On Gold beach there is stiff resistance around the seaside town of Le Hamel, but this is overcome. British troops advance three miles inland by the end of the day to the edge of Bayeux, with its tapestry of the Norman invasion of England. On Sword beach flail tanks clear routes through minefields for the infantry. Lord Lovat and his commando brigade lands to the sound of bagpipes and capture Ouistreham, then march inland and, with the pipes still playing, link up with the tiny force at Pegasus Bridge.
On Juno beach the Canadians have a much tougher time with heavy German shelling of their landing craft – 20 out of 24 in the first wave are lost. It takes the Canadians three hours’ bitter fighting to capture the town of St-Aubin-sur-Mer and crush resistance.
The English channel
From his command HQ on the battleship USS Augusta, General Omar Bradley, commander of the US landing forces, contemplates abandoning the disaster of Omaha beach. Supporting waves of US troops were about to be ordered to land on other beaches, leaving a vast hole in the centre of the invasion.

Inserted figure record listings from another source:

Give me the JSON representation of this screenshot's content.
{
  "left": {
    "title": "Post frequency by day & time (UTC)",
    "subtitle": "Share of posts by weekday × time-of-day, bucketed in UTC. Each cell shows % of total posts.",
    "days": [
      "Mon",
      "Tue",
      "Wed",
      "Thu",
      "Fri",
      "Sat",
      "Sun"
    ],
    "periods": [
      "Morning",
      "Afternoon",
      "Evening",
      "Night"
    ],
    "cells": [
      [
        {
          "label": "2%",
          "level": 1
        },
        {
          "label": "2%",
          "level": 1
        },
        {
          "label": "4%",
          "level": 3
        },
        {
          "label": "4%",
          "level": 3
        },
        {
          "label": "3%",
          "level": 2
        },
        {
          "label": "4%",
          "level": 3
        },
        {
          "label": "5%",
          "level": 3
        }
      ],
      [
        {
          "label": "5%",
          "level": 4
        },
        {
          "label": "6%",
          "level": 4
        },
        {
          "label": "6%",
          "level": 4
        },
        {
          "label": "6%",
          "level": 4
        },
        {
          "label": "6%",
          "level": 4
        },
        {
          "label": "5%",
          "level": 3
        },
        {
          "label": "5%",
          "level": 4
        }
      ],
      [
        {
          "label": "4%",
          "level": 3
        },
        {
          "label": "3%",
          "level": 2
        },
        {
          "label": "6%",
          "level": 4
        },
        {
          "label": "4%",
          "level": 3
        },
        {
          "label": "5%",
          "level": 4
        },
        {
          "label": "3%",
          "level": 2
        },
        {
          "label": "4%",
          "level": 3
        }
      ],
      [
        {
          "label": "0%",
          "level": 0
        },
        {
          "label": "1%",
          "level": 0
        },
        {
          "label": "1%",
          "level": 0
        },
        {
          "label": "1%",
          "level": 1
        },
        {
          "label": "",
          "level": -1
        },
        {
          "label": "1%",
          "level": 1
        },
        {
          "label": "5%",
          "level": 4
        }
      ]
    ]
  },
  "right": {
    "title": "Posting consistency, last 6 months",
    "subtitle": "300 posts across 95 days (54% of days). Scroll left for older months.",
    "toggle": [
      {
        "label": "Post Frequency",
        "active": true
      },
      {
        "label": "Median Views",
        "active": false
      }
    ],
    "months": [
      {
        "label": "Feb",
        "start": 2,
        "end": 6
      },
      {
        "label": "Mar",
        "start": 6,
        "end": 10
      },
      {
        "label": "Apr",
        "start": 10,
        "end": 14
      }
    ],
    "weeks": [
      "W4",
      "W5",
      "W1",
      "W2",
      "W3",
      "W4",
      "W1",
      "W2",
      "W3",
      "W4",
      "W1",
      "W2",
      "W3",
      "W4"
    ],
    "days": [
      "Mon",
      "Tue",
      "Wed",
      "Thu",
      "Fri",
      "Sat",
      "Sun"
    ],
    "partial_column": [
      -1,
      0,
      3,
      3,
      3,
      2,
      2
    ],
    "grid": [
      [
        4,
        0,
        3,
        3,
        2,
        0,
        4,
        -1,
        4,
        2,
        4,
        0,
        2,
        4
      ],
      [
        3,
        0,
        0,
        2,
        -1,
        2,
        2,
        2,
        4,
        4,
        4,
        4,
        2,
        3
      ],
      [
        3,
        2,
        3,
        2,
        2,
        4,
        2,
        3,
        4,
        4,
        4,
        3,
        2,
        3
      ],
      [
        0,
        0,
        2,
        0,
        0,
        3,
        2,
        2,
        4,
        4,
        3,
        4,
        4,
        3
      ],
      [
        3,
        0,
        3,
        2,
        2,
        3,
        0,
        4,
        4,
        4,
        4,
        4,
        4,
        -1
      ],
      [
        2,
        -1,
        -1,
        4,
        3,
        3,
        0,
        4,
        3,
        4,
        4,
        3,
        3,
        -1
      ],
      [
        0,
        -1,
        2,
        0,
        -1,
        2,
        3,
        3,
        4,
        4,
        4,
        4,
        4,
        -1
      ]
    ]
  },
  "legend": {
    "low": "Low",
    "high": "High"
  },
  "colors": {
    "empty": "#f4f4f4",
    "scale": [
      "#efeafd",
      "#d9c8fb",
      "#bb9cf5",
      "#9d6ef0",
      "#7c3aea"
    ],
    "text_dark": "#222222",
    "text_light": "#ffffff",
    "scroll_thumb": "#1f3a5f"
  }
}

However, as he is considering this radical step, US destroyers risk beaching themselves by going close inshore to fire their 5-inch guns directly on to the German gun positions.
And on the beach, Brigadier General Norman Cota rallies his men, who have got as far as the sea wall, and encourages them to begin the assault that at last overwhelms the German defences. Cota wins a Distinguished Service Cross for getting his men to advance.
The BBC makes the first announcement that landings are taking place in northern France. In Britain people are both exhilarated and overwhelmed. Many realise this must be the long-awaited opening of the Second Front and, they hope, the beginning of the end of the war that has lasted for nearly five years.
People hover around radios all day, desperate for news. Workers in war factories stop work and sing ‘God Save the King’. Churches are filled with people praying.
The BBC broadcasts a part of Allied commander General Dwight Eisenhower’s speech to his men of the night before, calling the events a ‘great crusade’. He said:’The hopes and prayers of liberty-loving people everywhere march with you.’ He had also written a short speech in case the landings failed, taking full responsibility. Across southern Britain, strangers stop American soldiers on the street and shake their hands.
Berchtesgaden, southern Germany
Hitler wakes up. Staff at his mountain retreat had refused to rouse him when first reports of paratroop landings and a potential invasion came in through the night. When he finally does get up, he disregards the reports of an Allied invasion in Normandy.
He lunches with the new Hungarian Prime Minister, telling him: ‘The news could not be better … Now we have them [the Allied armies] where we can destroy them.’
Hitler’s behaviour during the day is critical: only he has authority to launch the Panzer divisions held in strategic reserve against the landing beaches.
A row between Field Marshal Erwin Rommel and Karl Rudolf Gerd von Rundstedt, commander of German forces in the west, about the location of the reserves, is resolved by Hitler with a fudge: he will control the Panzer reserves, and they can go into action only on his command. In the early, critical hours of D-Day, no command is sent to the 21st Panzer Division waiting around Caen with engines running.